By Zachary Stieber
Emails from the FBI to Twitter released on Dec. 16 showed bureau officials flagging specific people for Twitter to take action against, the latest tranche of documents that bolster evidence that the government and Big Tech have been colluding to censor Americans.
In one missive dated Nov. 3, FBI officials flagged 25 accounts, including that of the media outlet Right Side Broadcasting Network that had created posts that “may warrant additional action due to the accounts being utilized to spread misinformation about the upcoming election.” The list was sent to Twitter several days later by Elvis Chan, a top official at the FBI’s office in San Francisco.
In another email, dated Nov. 10, the FBI’s San Francisco field office sent Twitter four accounts, stating that agents believed they “may potentially constitute violations of Twitter’s Terms of Service for any action or inaction deemed appropriate within Twitter policy.”
A third email, an internal Twitter missive, showed that Twitter was processing a list of posts that had been flagged by the FBI for “Possible Violative Content.” One of the posts commented on a video of then-Democrat New York Gov. Andrew Cuomo talking about COVID-19 vaccine mandates and stated: “This is our future guys if the dems get full control. If you are in George you better vote Wednesday.”
The emails were released by journalist Matt Taibbi.
Twitter CEO Elon Musk has said that he granted Taibbi and other journalists access to Twitter documents.
Musk shared Taibbi’s thread of posts shortly after it was posted.
Multiple accounts that the FBI flagged were banned, including at least one with a handle indicating they are based in the United States.
Twitter and the FBI did not immediately respond to requests for comment.
The files showed that the FBI and Yoel Roth, the recently departed head of trust and safety at Twitter, exchanged over 150 emails between January 2020 and November 2022, according to Taibbi. Chan said that he was regularly in contact with Roth and another senior Twitter official, Will Newland, who also recently left the company after Musk took over. Chan also said he was regularly in touch with equivalent officials at other big tech firms, including Google and Facebook.
Big Tech Depositions
Chan was recently deposed in the case brought by the states of Missouri and Louisiana against the government and big tech firms, including Twitter, for alleged censorship coordination.
Chan said under oath that the FBI set up a command post ahead of the 2020 election to send election-related posts to Twitter and other platforms for possible action. A similar group flagged posts on the day of the 2022 midterms, Chan said.
“I remember in some cases they would relay that they had taken down the posts.
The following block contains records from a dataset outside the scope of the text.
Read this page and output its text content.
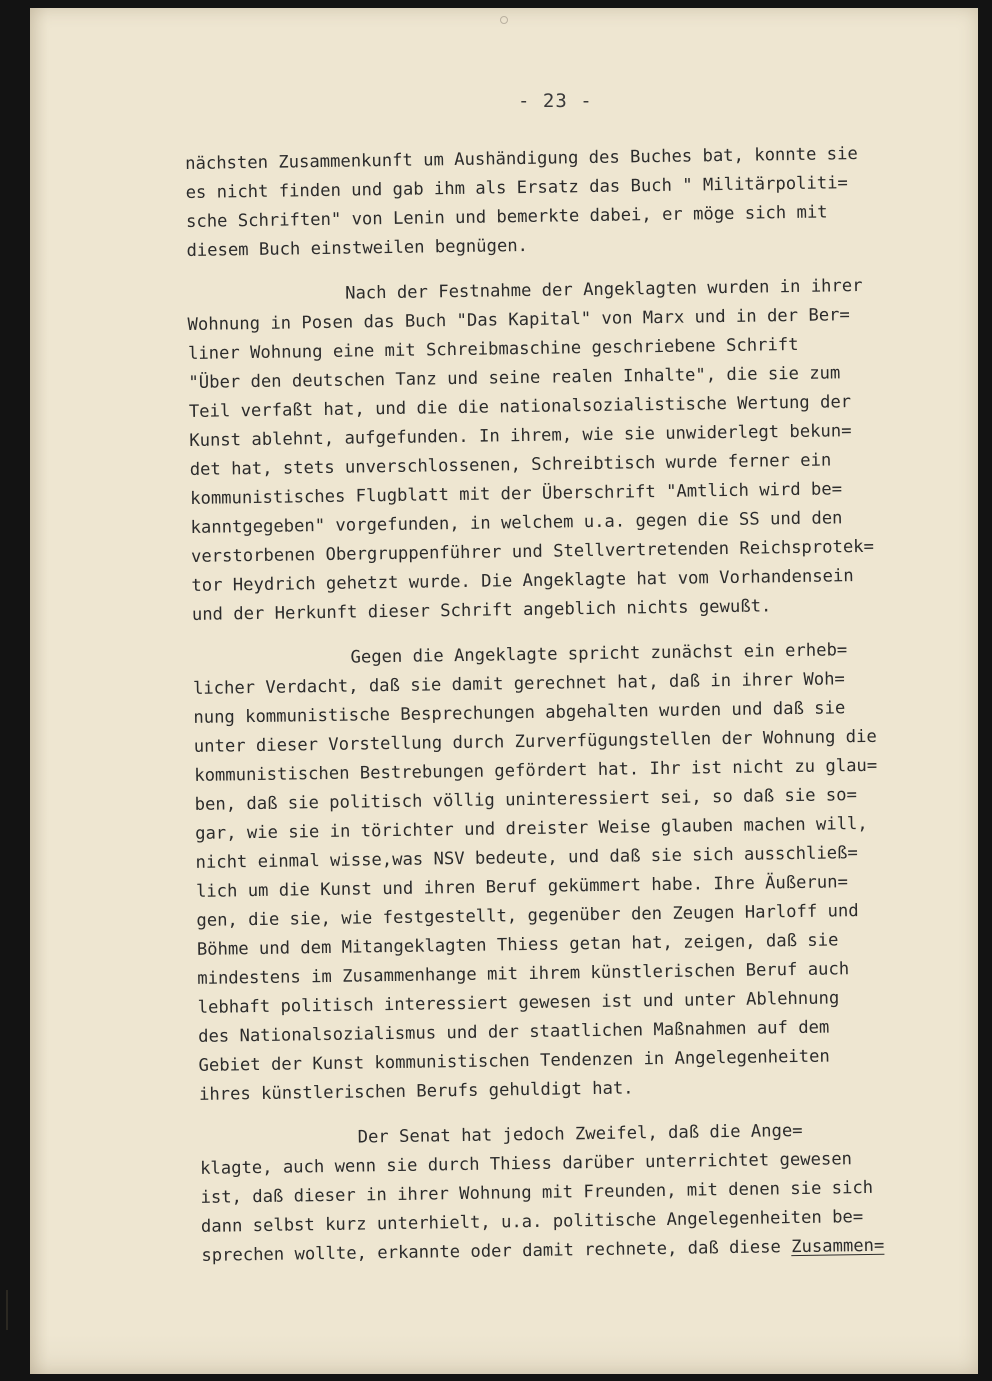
- 23 -
nächsten Zusammenkunft um Aushändigung des Buches bat, konnte sie
es nicht finden und gab ihm als Ersatz das Buch " Militärpoliti=
sche Schriften" von Lenin und bemerkte dabei, er möge sich mit
diesem Buch einstweilen begnügen.
Nach der Festnahme der Angeklagten wurden in ihrer
Wohnung in Posen das Buch "Das Kapital" von Marx und in der Ber=
liner Wohnung eine mit Schreibmaschine geschriebene Schrift
"Über den deutschen Tanz und seine realen Inhalte", die sie zum
Teil verfaßt hat, und die die nationalsozialistische Wertung der
Kunst ablehnt, aufgefunden. In ihrem, wie sie unwiderlegt bekun=
det hat, stets unverschlossenen, Schreibtisch wurde ferner ein
kommunistisches Flugblatt mit der Überschrift "Amtlich wird be=
kanntgegeben" vorgefunden, in welchem u.a. gegen die SS und den
verstorbenen Obergruppenführer und Stellvertretenden Reichsprotek=
tor Heydrich gehetzt wurde. Die Angeklagte hat vom Vorhandensein
und der Herkunft dieser Schrift angeblich nichts gewußt.
Gegen die Angeklagte spricht zunächst ein erheb=
licher Verdacht, daß sie damit gerechnet hat, daß in ihrer Woh=
nung kommunistische Besprechungen abgehalten wurden und daß sie
unter dieser Vorstellung durch Zurverfügungstellen der Wohnung die
kommunistischen Bestrebungen gefördert hat. Ihr ist nicht zu glau=
ben, daß sie politisch völlig uninteressiert sei, so daß sie so=
gar, wie sie in törichter und dreister Weise glauben machen will,
nicht einmal wisse,was NSV bedeute, und daß sie sich ausschließ=
lich um die Kunst und ihren Beruf gekümmert habe. Ihre Äußerun=
gen, die sie, wie festgestellt, gegenüber den Zeugen Harloff und
Böhme und dem Mitangeklagten Thiess getan hat, zeigen, daß sie
mindestens im Zusammenhange mit ihrem künstlerischen Beruf auch
lebhaft politisch interessiert gewesen ist und unter Ablehnung
des Nationalsozialismus und der staatlichen Maßnahmen auf dem
Gebiet der Kunst kommunistischen Tendenzen in Angelegenheiten
ihres künstlerischen Berufs gehuldigt hat.
Der Senat hat jedoch Zweifel, daß die Ange=
klagte, auch wenn sie durch Thiess darüber unterrichtet gewesen
ist, daß dieser in ihrer Wohnung mit Freunden, mit denen sie sich
dann selbst kurz unterhielt, u.a. politische Angelegenheiten be=
sprechen wollte, erkannte oder damit rechnete, daß diese Zusammen=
In other cases, they would say that this did not violate their terms of service,” Chan said.
He categorized the FBI as having a “50 percent success rate.”
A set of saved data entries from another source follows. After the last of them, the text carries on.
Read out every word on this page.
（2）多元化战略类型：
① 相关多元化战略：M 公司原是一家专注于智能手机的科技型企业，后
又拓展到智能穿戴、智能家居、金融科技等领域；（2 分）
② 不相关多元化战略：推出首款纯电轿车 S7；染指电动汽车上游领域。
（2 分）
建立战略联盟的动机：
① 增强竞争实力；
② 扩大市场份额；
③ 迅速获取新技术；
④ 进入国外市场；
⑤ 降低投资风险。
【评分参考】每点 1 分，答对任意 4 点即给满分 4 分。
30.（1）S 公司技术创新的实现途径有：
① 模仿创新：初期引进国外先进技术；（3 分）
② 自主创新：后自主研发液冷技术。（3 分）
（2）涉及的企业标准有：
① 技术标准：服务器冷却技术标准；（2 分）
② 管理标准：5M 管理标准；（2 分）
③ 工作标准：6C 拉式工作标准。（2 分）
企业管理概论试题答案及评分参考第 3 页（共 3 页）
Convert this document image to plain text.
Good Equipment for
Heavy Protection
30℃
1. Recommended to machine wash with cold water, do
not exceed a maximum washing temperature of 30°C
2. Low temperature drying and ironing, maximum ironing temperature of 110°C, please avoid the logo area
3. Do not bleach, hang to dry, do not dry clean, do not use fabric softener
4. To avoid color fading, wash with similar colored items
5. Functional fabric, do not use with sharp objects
Chan was identified by Facebook as one of the officials who warned about a foreign “hack and leak” operation ahead of the 2020 election, shortly before the laptop computer owned by President Joe Biden’s son Hunter Biden was first reported on in October of that year.
“From my recollection, I remember that the FBI warned—that I or someone from the FBI warned—the social media companies about the potential for a 2016-style DNC hack-and-dump operation,” Chan said during the deposition.
Democratic National Committee files were posted online by WikiLeaks in 2016. U.S. officials have said the DNC was hacked on or around May 25 to June 1, 2016, but Crowdstrike, the firm the DNC hired to analyze what happened, has since told The Epoch Times that the DNC systems were not hacked during that time frame.
In October 2020, Twitter locked the New York Post, which first reported on Hunter Biden’s computer, out of its account, prevented other users from sharing the link, and curtailed the circulation of existing posts that had shared the story. Facebook also cut down on the article’s circulation.
Former Twitter CEO Jack Dorsey later said it was a mistake to censor the computer story, while Roth said, “in my opinion, yes,” when asked recently whether it was a mistake.
Previous sets of files released by Taibbi and others showed Twitter employees were confused over why the story was censored.
“I’m struggling to understand the policy basis for marking this as unsafe,” one said.
Now-former Twitter Deputy General Counsel Jim Baker—a former FBI lawyer—said in a different message that “we need more facts to assess whether the materials were hacked” but added that “at this stage, however, it is reasonable for us to assume that they may have been and that caution is warranted.”
Ivan Pentchoukov and Bill Pan contributed to this report.